Colonel Carroll is an immediate descendant of one of the leaders in the revolution of 1776, and he pointed out to me the room in which Carroll, of Carrolton, and George Washington, were wont to meet when they were concocting their splendid treason. One of his connections married the late Marquis Wellesley, and the colonel takes pleasure in setting forth how the daughter of the Irish recusant, who fled from his native country all but an outlaw, sat on the throne of the Queen of Ireland, or, in other words, held court in Dublin Castle as wife of the Viceroy. Drohoregan is supposed to mean “Hall of the Kings,” and is called after an old place belonging, some time or other, to the family, the early history of which, as set forth in the Celtic authorities and Irish antiquarian works, possesses great attractions for the kindly, genial old man—kindly and genial to all but the Abolitionists and black republicans; nor is he indifferent to the reputation of the State in the Revolutionary War, where the “Maryland line” seems to have differed from many of the contingents of the other States in not running away so often at critical moments in the serious actions. Colonel Carroll has sound arguments to prove the sovereign independence and right of every State in the Union, derived from family teaching and the lessons of those who founded the Constitution itself.

On the day after my arrival the rain fell in torrents. The weather is as uncertain as that of our own isle. The torrid heats at Washington, the other day, were succeeded by bitter cold days; now there is a dense mist, chilly and cheerless, seeming as a sort of strainer for the even down pour that falls through it continuously. The family after breakfast slipped round to the little chapel which forms the extremity of one wing of the house. The coloured people on the estate were already trooping across the lawn and up the avenue from the slave quarters, decently dressed for the most part, having due allowance for the extraordinary choice of colours in their gowns, bonnets, and ribbons, and for the unhappy imitations, on the part of the men, of the attire of their masters. They walked demurely and quietly past the house, and presently the priest, dressed like a French curé, trotted up, and service began. The negro houses were of a much better and more substantial character than those one sees in the south, though not remarkable for cleanliness and good order. Truth to say, they were palaces compared to the huts of Irish labourers, such as might be found, perhaps, on the estates of the colonel’s kinsmen at home. The negroes are far more independent than they are in the south. They are less civil, less obliging, and, although they do not come cringing to shake hands as the field hands on a Louisianian plantation, less servile. They inhabit a small village of brick and wood houses, across the road at the end of the avenue, and in sight of the house. The usual swarms of little children, poultry, pigs, enlivened by goats, embarrassed the steps of the visitor, and the old people, or those who were not finely dressed enough for mass, peered out at the strangers from the glassless windows.

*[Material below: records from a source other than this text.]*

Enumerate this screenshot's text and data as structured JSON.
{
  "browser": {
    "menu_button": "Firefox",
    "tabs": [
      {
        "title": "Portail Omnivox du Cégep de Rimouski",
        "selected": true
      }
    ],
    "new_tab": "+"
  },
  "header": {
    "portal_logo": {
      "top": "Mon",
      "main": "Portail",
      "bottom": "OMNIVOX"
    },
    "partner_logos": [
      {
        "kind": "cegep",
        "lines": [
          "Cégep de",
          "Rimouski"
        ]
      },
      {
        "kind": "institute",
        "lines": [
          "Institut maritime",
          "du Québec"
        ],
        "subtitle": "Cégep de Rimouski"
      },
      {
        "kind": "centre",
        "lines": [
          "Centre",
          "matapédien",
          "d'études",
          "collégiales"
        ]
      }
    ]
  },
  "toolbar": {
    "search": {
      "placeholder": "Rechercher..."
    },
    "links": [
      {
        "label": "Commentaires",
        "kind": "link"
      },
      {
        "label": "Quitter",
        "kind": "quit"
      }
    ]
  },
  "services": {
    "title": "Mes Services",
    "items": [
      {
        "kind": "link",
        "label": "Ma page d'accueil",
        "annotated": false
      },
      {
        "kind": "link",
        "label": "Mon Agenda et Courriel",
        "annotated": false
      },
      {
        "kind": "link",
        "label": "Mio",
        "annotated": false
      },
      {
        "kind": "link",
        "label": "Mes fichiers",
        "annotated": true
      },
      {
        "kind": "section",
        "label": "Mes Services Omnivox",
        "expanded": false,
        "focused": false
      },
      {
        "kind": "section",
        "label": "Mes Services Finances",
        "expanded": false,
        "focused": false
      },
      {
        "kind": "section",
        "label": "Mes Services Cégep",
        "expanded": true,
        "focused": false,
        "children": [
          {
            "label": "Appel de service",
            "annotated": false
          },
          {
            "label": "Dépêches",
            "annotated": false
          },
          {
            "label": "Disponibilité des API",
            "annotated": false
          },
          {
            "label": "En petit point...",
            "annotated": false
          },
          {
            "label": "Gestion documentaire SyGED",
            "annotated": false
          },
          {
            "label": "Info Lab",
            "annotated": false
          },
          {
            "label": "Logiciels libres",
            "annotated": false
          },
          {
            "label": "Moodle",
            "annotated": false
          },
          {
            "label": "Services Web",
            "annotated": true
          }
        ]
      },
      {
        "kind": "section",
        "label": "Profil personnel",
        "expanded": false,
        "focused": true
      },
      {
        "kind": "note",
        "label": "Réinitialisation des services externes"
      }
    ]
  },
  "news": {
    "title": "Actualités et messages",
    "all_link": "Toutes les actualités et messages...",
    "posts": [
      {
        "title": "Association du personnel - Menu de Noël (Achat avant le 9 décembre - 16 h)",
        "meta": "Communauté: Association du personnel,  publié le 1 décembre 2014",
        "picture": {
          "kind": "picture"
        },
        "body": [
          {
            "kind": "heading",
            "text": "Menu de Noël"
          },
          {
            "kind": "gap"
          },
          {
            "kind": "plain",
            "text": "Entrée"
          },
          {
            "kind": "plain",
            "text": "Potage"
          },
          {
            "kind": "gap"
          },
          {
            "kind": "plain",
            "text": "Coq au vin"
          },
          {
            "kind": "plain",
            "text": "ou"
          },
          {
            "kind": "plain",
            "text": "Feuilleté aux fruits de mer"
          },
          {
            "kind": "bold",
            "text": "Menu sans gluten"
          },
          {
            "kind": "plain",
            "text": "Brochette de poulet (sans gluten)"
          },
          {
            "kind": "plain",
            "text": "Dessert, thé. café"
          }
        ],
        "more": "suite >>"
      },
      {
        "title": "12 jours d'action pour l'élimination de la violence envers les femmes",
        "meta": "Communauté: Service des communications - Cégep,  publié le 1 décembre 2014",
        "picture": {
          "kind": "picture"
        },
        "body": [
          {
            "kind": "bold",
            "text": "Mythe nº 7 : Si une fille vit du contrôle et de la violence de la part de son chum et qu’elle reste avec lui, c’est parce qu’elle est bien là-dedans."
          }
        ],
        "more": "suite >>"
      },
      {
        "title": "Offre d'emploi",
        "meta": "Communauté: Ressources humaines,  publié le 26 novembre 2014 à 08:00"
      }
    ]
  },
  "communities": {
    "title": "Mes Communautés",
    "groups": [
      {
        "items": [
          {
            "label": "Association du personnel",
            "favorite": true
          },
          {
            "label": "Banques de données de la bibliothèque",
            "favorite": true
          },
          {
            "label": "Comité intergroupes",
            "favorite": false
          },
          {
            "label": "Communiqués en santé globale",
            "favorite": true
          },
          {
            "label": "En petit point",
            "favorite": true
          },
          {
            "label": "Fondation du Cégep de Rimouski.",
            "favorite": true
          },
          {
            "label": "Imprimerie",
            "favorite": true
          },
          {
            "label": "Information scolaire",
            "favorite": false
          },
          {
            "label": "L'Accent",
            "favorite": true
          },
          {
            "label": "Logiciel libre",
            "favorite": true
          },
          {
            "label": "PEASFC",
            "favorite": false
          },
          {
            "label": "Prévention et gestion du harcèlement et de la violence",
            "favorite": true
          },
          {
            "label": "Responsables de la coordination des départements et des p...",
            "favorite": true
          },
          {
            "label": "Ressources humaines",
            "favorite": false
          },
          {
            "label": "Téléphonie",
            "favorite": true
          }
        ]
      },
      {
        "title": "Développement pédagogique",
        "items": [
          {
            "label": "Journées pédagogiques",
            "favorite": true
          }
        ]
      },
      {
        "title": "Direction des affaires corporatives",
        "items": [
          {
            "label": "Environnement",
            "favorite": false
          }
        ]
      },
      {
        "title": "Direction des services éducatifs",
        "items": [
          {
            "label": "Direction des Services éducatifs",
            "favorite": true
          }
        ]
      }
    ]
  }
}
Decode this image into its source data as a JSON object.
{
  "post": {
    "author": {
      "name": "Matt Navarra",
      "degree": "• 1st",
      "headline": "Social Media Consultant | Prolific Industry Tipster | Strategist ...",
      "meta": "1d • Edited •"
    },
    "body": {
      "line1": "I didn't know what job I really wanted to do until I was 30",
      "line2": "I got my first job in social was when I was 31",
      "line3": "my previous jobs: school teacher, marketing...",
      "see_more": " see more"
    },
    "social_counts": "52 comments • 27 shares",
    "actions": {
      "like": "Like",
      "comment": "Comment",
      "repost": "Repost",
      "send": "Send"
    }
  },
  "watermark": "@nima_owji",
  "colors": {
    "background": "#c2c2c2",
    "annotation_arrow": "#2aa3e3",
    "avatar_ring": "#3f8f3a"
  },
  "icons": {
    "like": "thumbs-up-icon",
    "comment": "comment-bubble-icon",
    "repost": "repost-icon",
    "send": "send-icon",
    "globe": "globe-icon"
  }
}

When chapel was over, the boys and girls came up for catechism, and passed in review before the ladies of the house, with whom they were on very good terms. The priest joined us in the verandah when his labours were over, and talked with intelligence of the terrible war which has burst over the land. He has just returned from a tour in the Northern States, and it is his belief the native Americans there will not enlist, but that they will get foreigners to fight their battles. He admitted that slavery was in itself an evil, nay, more, that it was not profitable in Maryland. But what are the landed proprietors to do? The slaves have been bequeathed to them as property by their fathers, with certain obligations to be respected, and duties to be fulfilled. It is impossible to free them, because, at the moment of emancipation, nothing short of the confiscation of all the labour and property of the whites would be required to maintain the negroes, who would certainly refuse to work unless they had their masters’ land as their own. Where is white labour to be found? Its introduction must be the work of years, and meantime many thousands of slaves, who have a right to protection, would canker the land.